When he woke up, the crisis was still there. Paraphrasing Augusto Monterroso’s micro story, we seek shelter in the fertile territory of projects and dreams to avoid having to face the desolate state of a professional and personal landscape that has suffered a devastating tsunami, but when we open our eyes, the dinosaur of the crisis is still stubbornly with us, determining every move and every gesture. Almost seven years after Lehman Brothers went bankrupt in 2008 – an ill-fated 15 September that marked a turning point, perhaps in the end even more historically significant than the tragic terror of 9/11 –, Spain is still deep in economic, political and social stagnation, and the young embrace the optimism and hope of the half-full bottle with tiny projects that allow experimental freedom and bring sentimental satisfaction: these are works small in size but big in ambition, effort and talent, which collectively help to crystallize a pixelled portrait of our country today.

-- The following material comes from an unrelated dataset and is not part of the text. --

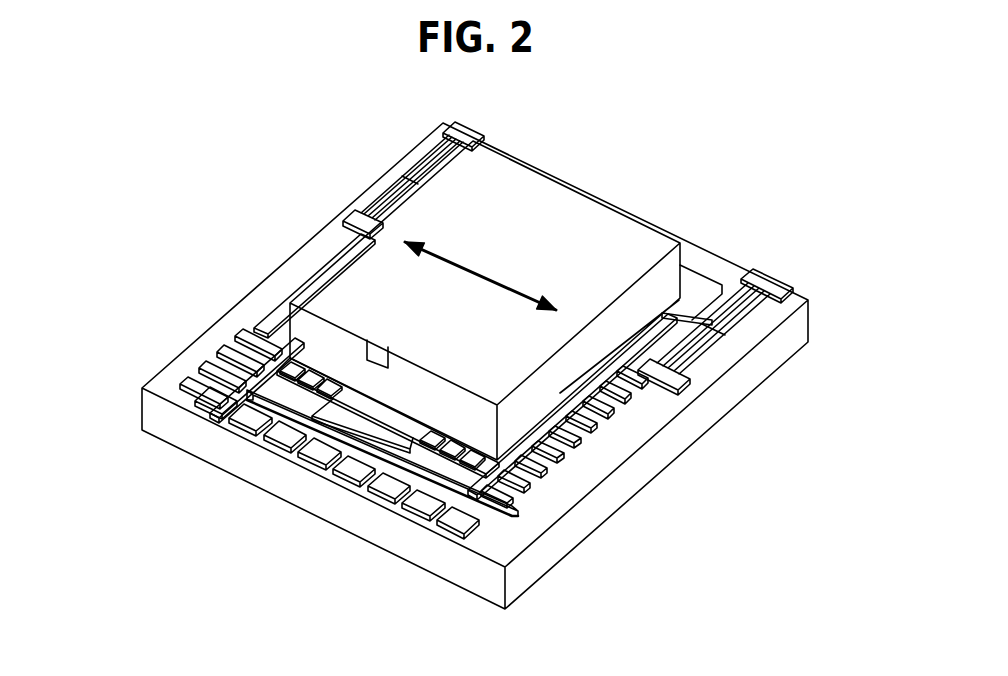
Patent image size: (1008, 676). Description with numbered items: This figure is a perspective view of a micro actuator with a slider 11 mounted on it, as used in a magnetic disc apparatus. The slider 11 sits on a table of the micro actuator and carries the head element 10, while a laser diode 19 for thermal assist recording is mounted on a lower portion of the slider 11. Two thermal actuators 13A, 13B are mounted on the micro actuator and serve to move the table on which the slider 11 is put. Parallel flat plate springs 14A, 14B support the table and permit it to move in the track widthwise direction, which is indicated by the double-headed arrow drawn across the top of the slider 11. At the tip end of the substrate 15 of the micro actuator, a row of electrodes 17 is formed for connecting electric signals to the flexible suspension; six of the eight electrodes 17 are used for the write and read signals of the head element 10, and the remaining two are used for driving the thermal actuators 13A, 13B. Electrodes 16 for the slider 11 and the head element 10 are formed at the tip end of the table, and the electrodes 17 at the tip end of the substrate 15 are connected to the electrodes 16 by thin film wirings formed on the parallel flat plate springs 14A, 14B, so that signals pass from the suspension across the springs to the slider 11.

In the first year of the crisis, our sister magazine AV marked its twenty-fifth anniversary with fifty minimal works (AV 140, 2009), and we presented the issue with the bright and predictable examples of minute and diminutive architecture, from Bramante’s Tempietto to Borromini’s San Carlino, and the unavoidable references to the virtues of the small scale, promoted during the counterculture of the 1970s under the felicitous motto coined by E.F. Schumacher in a book whose Spanish edition I published back then, and which now lends its title to the introductory article by Emilio Tuñón. Five years after that AV issue the dinosaur is still here, and the endeavor to find beauty in small things and health in the slimming cure that architecture has undergone is starting to sound hollow and to show signs of weakness. The recovery efforts collide against the walls of self-absorbed elites, and the proactive energy of the young is diluted in discouragement or exhausted in fatigue.

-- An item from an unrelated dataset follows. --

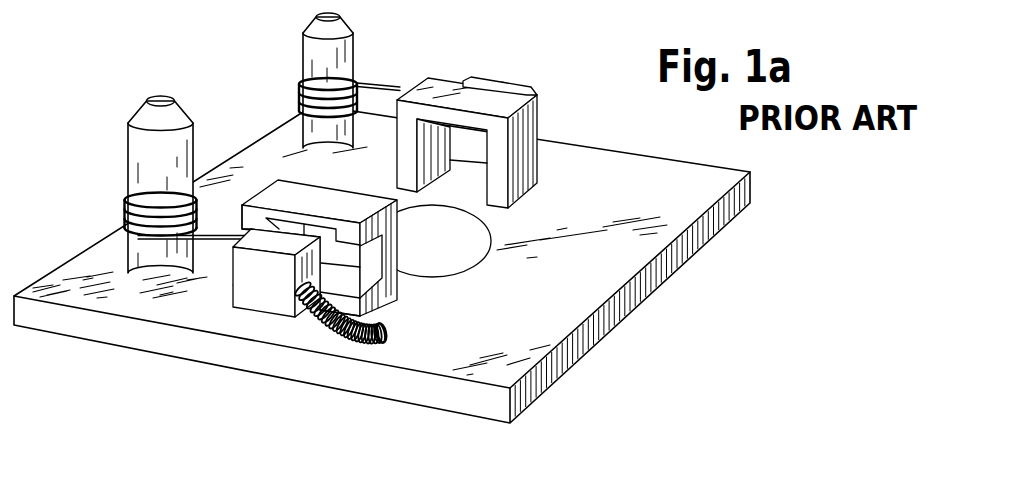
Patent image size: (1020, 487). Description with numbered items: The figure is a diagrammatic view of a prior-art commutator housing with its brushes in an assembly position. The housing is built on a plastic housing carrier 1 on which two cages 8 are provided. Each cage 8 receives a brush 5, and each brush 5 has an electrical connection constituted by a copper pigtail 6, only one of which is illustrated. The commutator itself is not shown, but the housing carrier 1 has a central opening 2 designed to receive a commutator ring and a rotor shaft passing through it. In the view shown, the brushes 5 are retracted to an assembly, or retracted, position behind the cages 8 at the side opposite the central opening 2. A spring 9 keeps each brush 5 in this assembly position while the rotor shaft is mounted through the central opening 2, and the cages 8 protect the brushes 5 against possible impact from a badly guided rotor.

The motivation to continue building in a hostile context eloquently shows the resilient tenacity of this new generation, able to find technical, programmatic, and aesthetic challenges in small commissions. However, it does not seem safe to say that the future of a field that strives to reinvent itself lies necessarily in the small scale, even though many of these projects can move us with the obsessive intensity of their committed devotion to architecture. The cover image, an Italian pavement whose pieces Izaskun Chinchilla has combined haphazardly, evoking with the chromatic artifice of the wood veins an artistic genealogy that recalls cubism through the pop interpretation of Eduardo Arroyo or Equipo Crónica, is a good example of that touching and excessive dedication. When we learn that the world’s urban land has tripled since the year 2000, it is only fair to ask oneself if the role of architects demands other scales, and perhaps also other geographies.